The State of Virginia spent $5 million to erect a three-story, 352-car garage over I-66 in Arlington that sometimes is filled with more teen-age lovers from a nearby high school and abandoned refrigerators than cars.

"It's way underutilized," said Dennis Johnson, chief of Arlington's public works operations division. He said he has counted anywere from none to five to 45 cars parked during the day in the cream-colored garage, at North Quincy and 15th streets near Washington-Lee High School and county school administration offices.

Other officials put the number of cars using the garage slightly higher but acknowledge it's well below their projections. Open just a year, the garage was built by the Virginia Department of Highways and Transportation to compensate Arlington for the loss of parking spaces to I-66.

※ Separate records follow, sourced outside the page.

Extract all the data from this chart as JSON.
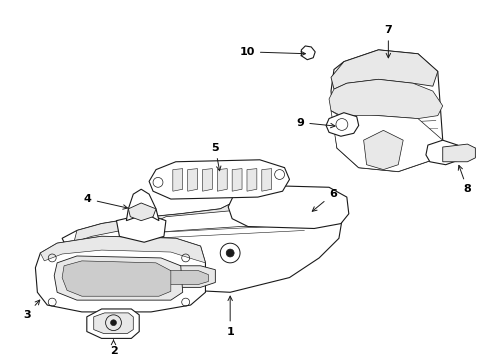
{
  "background_color": "#ffffff",
  "line_color": "#1a1a1a",
  "label_color": "#000000",
  "figsize": [
    4.9,
    3.6
  ],
  "dpi": 100,
  "label_fontsize": 8,
  "label_fontweight": "bold",
  "arrow_lw": 0.7,
  "part_lw": 0.8,
  "part_fill": "#ffffff",
  "part_shade": "#e8e8e8",
  "part_dark": "#cccccc"
}
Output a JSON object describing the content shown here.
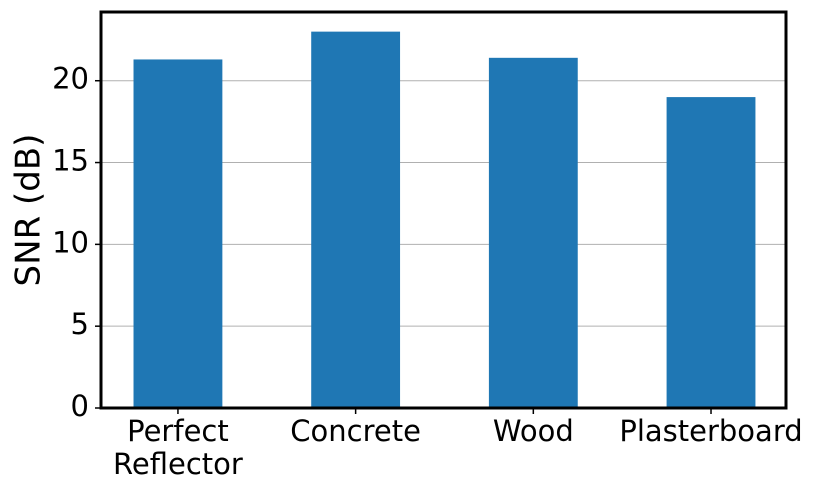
{
  "chart_data": {
    "type": "bar",
    "ylabel": "SNR (dB)",
    "categories": [
      "Perfect\nReflector",
      "Concrete",
      "Wood",
      "Plasterboard"
    ],
    "values": [
      21.3,
      23.0,
      21.4,
      19.0
    ],
    "color": "#1f77b4",
    "ylim": [
      0,
      24.2
    ],
    "yticks": [
      0,
      5,
      10,
      15,
      20
    ],
    "grid": true
  }
}
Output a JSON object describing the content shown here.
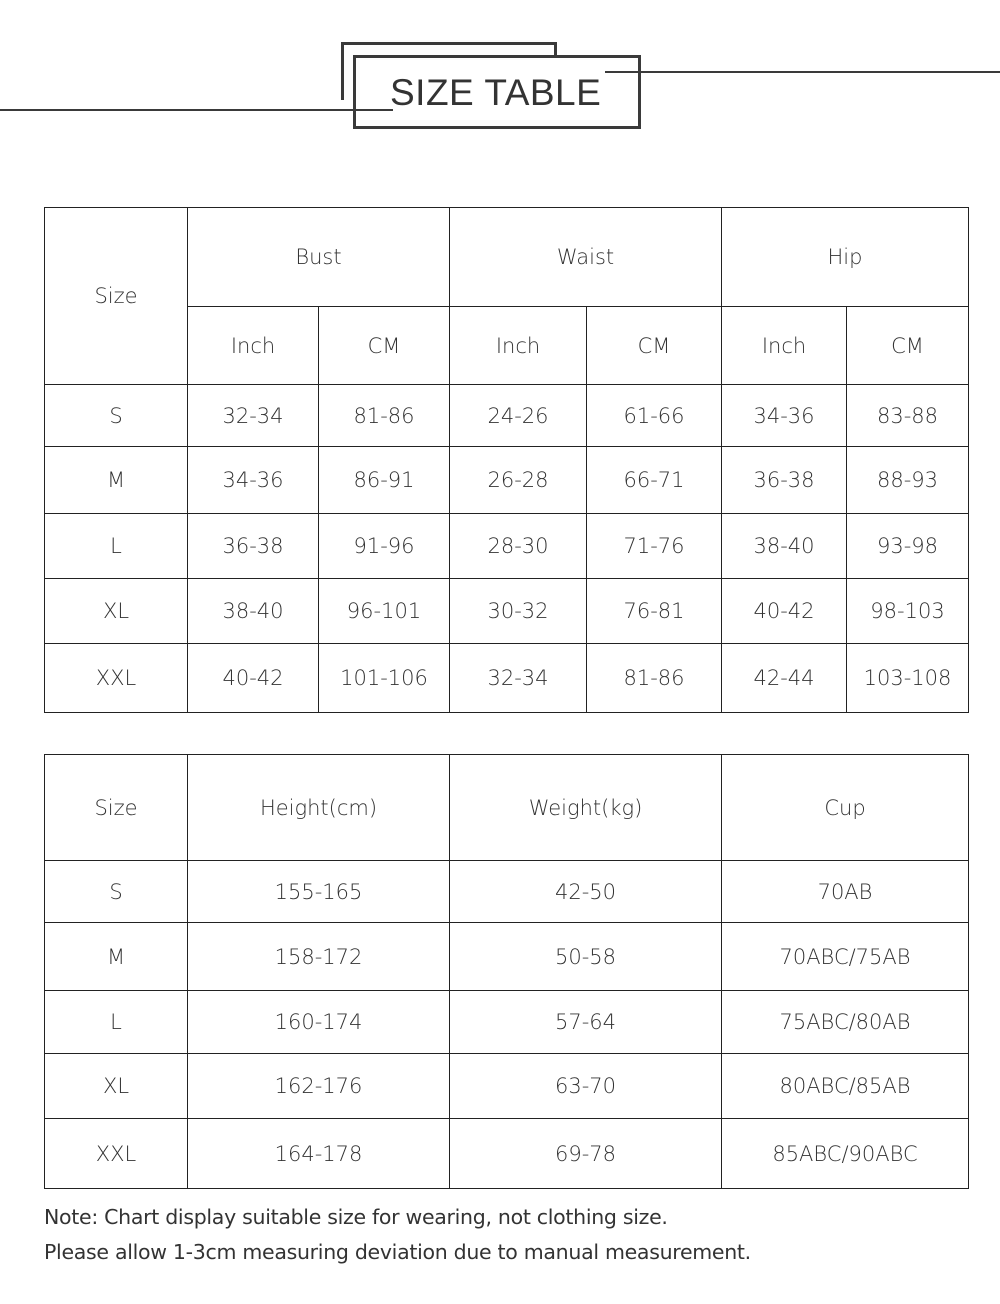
{
  "header": {
    "title": "SIZE TABLE"
  },
  "table1": {
    "size_label": "Size",
    "groups": [
      "Bust",
      "Waist",
      "Hip"
    ],
    "units": [
      "Inch",
      "CM",
      "Inch",
      "CM",
      "Inch",
      "CM"
    ],
    "rows": [
      [
        "S",
        "32-34",
        "81-86",
        "24-26",
        "61-66",
        "34-36",
        "83-88"
      ],
      [
        "M",
        "34-36",
        "86-91",
        "26-28",
        "66-71",
        "36-38",
        "88-93"
      ],
      [
        "L",
        "36-38",
        "91-96",
        "28-30",
        "71-76",
        "38-40",
        "93-98"
      ],
      [
        "XL",
        "38-40",
        "96-101",
        "30-32",
        "76-81",
        "40-42",
        "98-103"
      ],
      [
        "XXL",
        "40-42",
        "101-106",
        "32-34",
        "81-86",
        "42-44",
        "103-108"
      ]
    ]
  },
  "table2": {
    "headers": [
      "Size",
      "Height(cm)",
      "Weight(kg)",
      "Cup"
    ],
    "rows": [
      [
        "S",
        "155-165",
        "42-50",
        "70AB"
      ],
      [
        "M",
        "158-172",
        "50-58",
        "70ABC/75AB"
      ],
      [
        "L",
        "160-174",
        "57-64",
        "75ABC/80AB"
      ],
      [
        "XL",
        "162-176",
        "63-70",
        "80ABC/85AB"
      ],
      [
        "XXL",
        "164-178",
        "69-78",
        "85ABC/90ABC"
      ]
    ]
  },
  "note": {
    "label": "Note:",
    "line1": "Chart display suitable size for wearing, not clothing size.",
    "line2": "Please allow 1-3cm measuring deviation due to manual measurement."
  }
}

Although the garage is open free to anyone at any hour of the day or night, few seem anxious to use it.

"We're in kind of a curious predicament," said C. Thomas Weber, the county official in charge of the garage. "We can't advertise the free parking.

"We have to use word of mouth," he said, because Arlington doesn't want to appear to "be in competition with the people who sponsor us," the tax-paying businesses, which run profit-making garages around the Parkington Shopping Center and Ballston Metrorail station to the south.

When the garage was planned, officials expected Washington-Lee students, teachers and school administrators would use the garage frequently. One school day last week, however, only a few young hand-holding couples could be found in the shadows of the middle deck amidst five cars.

"We've had a couple of cars abandoned in there," Weber said. "And we've had people dump trash and discard stoves and refrigerators."

A six-block walk from the Ballston Metro station and a slightly longer distance to the Virginia Square Metro stop, the garage could be used by Washington-bound commuters or people wanting to use the 15th Street nature park or two basketball courts that soon will be lighted on part of the upper deck.

"The only time it was full that I can recall was when we had a graduation," Weber said.

Officials once considered charging for parking, Weber said, but they scrapped the plan after the county attorney's office said the garage could not make a profit.

"It didn't make any sense to charge if we could only get to the break-even point," he said. The schools pay a custodian $17,000 a year to maintain the garage and the education center grounds.

While the garage sits virtually unused, another state highway project on I-66--an urban park atop the interstate at Rosslyn Circle--remains unfinished for lack of funds.

Why was the garage built before the Rosslyn park that county officials have been scrambling for? Jack Hodge, assistant chief engineer for the state highway department, said state highway funds were more plentiful when the garage was built.

"We had to fund the project as we went along. . . . Our top priority was to get the road open and the second priority was to get the plaza done, realizing it is a gateway to Virginia."